Quand la fiction s’en mêle
Les écrivains ont ce privilège étrange : ils peuvent traverser les lois sans les enfreindre.
Là où le physicien mesure, l’auteur rêve.
Dans mes carnets, les notions de superposition et d’effondrement deviennent des métaphores.
La superposition, c’est tout ce que nous pourrions être.
L’effondrement, c’est le moment où la réalité choisit, ou plutôt, où nous choisissons de regarder.
Et les univers multiples ? Ce sont nos choix inachevés, nos regrets, nos élans interrompus.
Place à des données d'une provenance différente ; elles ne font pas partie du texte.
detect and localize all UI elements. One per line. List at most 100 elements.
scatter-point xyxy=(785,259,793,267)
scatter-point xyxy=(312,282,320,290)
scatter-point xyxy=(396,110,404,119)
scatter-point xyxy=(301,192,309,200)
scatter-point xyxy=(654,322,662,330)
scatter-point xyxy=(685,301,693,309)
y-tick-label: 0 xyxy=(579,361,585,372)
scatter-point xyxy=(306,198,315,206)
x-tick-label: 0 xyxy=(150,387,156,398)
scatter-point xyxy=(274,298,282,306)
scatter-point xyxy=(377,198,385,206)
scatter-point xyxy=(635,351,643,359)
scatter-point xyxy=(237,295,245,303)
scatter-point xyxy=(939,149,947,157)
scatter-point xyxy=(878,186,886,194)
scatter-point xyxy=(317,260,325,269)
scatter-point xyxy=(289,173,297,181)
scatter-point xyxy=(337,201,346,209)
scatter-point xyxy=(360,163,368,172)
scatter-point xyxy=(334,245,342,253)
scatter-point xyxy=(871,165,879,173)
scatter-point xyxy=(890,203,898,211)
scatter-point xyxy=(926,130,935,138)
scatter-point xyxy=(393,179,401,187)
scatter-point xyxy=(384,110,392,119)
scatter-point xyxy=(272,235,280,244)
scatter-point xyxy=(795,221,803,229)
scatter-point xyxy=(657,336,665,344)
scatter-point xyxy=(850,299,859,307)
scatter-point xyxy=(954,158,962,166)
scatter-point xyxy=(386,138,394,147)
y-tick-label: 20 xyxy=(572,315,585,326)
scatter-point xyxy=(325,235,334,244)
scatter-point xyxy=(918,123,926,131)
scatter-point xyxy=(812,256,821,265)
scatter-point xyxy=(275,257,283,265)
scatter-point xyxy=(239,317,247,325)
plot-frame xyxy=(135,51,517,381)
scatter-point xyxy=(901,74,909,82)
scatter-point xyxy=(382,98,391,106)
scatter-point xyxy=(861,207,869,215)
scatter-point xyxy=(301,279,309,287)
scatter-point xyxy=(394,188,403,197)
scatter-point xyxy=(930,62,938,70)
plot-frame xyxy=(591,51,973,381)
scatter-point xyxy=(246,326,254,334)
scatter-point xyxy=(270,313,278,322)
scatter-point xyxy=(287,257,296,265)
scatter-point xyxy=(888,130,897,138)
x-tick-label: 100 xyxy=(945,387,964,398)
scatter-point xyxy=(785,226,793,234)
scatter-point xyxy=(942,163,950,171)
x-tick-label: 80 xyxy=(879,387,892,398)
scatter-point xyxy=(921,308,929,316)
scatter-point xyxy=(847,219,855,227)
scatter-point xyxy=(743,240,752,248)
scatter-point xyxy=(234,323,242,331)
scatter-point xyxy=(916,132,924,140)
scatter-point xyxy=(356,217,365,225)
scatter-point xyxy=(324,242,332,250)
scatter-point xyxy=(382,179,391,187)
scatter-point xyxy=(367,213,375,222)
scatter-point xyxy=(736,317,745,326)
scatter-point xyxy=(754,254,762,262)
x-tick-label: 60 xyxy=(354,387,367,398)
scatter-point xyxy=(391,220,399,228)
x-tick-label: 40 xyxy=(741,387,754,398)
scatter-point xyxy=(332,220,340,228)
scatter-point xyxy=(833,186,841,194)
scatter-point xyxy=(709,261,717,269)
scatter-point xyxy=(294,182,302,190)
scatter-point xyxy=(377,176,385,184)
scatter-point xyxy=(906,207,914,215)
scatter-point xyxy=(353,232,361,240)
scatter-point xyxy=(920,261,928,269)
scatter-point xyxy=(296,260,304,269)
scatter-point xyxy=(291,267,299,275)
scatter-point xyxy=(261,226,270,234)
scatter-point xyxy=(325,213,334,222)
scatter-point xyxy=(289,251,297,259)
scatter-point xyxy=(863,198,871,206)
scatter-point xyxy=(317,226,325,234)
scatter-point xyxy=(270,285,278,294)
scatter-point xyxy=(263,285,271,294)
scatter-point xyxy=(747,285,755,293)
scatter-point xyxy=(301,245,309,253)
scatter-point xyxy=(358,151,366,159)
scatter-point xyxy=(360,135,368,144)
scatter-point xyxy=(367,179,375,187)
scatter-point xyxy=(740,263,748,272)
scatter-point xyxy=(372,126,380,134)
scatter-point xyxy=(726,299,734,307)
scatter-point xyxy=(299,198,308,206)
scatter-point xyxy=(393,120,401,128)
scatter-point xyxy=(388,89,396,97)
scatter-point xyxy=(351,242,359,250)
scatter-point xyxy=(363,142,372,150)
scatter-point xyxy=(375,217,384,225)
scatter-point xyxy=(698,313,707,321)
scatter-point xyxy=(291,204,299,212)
Dans Animal Sentinelle, j’ai laissé Eden et Darpana vivre dans cette logique. Deux visages d’une même conscience, séparés par une faille du réel. L’une avance dans la lumière, l’autre dans une ombre à la géométrie changeante. Quand leurs mondes se touchent, la réalité tremble, comme un tissu trop tendu.
Leurs pouvoirs sont faits de cette tension : plusieurs formes, plusieurs vérités, possibles à la fois. Jusqu’à ce qu’une seule subsiste. Et dans ce passage, quelque chose se perd toujours.
L’amour lui-même, ici, défie la distance : un sentiment qui se comporte comme des particules intriquées, liées pour toujours quelles que soient les dimensions qu’on leur impose.
Le murmure du réel
Parfois, j’ai peur de devenir transparente à force d’écrire ces mondes. Comme si, à force de scruter la frontière entre la science et le rêve, je risquais de tomber dedans.
Mais alors je me souviens de cette scène au laboratoire : la lumière du laser traversant la poussière, fragile et pure.
Le chercheur avait dit :
— Rien de ce qu’on observe n’est détruit. Tout se transforme, tout persiste.
Peut-être que c’est ça, le secret du multivers.
Pas une infinité de réalités étrangères, mais un chœur de variations d’une même musique.
Et lorsque j’éteins la lampe, que le monde autour de moi s’efface dans l’obscurité, je me demande… dans combien d’autres univers je termine cette phrase autrement.
Peut-être dans quelques-uns, j’ai encore du café.
Peut-être, même, que c’est là-bas que je vous écris.